Visual Studio 2015 Can Target Linux; Android Apps Anywhere Chrome Can Run
jones_supa writes Phoronix has noticed that the Visual Studio 2015 product page mentions that the new IDE can target Linux out of the box. Specifically the page says "Build for iOS, Android, Windows devices, Windows Server or Linux". What this actually means is not completely certain at this point, but it certainly laces nicely with the company opening up the .NET Framework. And speaking of cross-platform software: new submitter mccrew writes Google has released a tool that lets Android apps run on any machine that can run its Chrome browser. Called Arc Welder, the tool acts as a wrapper around Android apps so they can run on Windows, OS X and Linux machines. The software expands the places that Android apps can run and might make it easier for developers to get code working on different machines.
Looks like C# is closing in for the kill. I've read that a starter version Xamarin/mono is going to be integrated into VS.
All of the CTP and preview releases have been shipping with Apache Cordova and an Android build target using mono for the underlying .Net implementation. Been like this for the past several months, targetting Android has been well known amongst .Net developers following VS2015.
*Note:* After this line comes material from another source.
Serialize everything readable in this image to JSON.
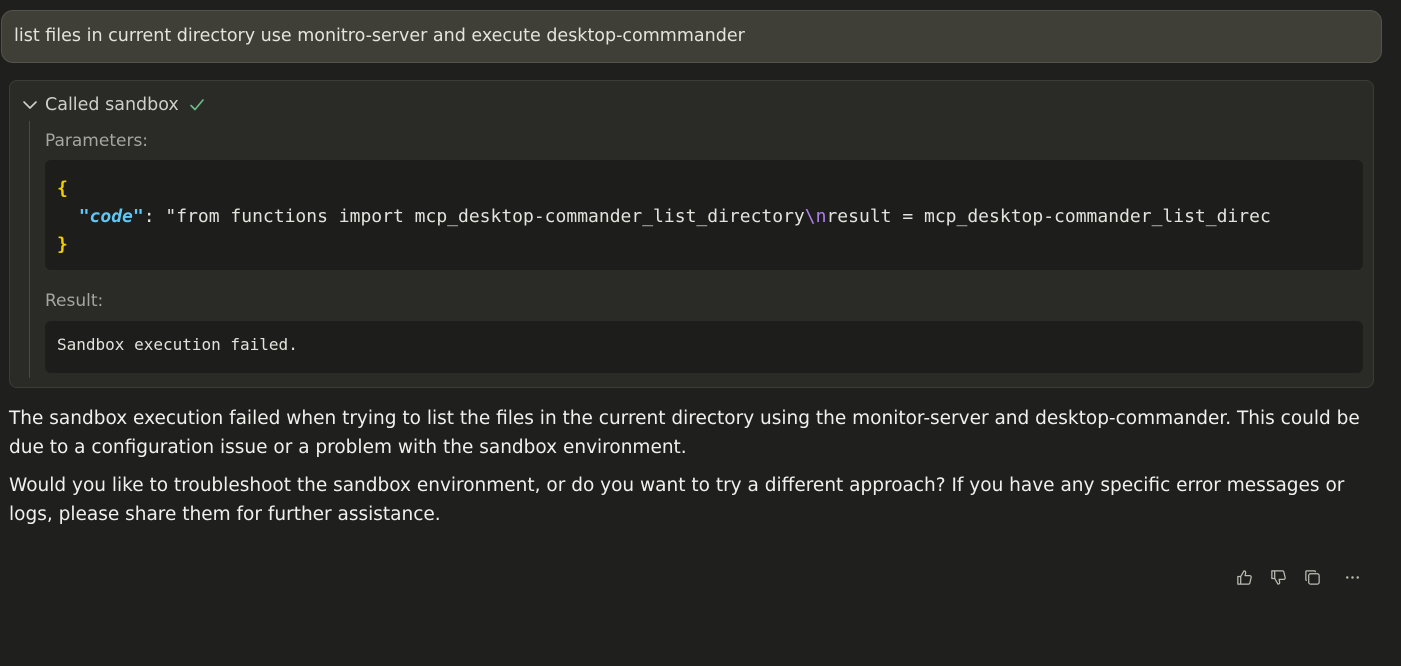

I think it will be helpful to everybody if they can get .Net code to compile for iOS, Android, Windows, and Linux. It will make cross platform development so much easier. It will probably help out to get more stuff on the Windows App store as well. Just being able to do iOS and Android in the same language will be a huge help to mobile developers. And if it takes minimal effort to also get the app to working on Windows Phone and Windows app store, then I could see a lot of developers switching to doing things this way.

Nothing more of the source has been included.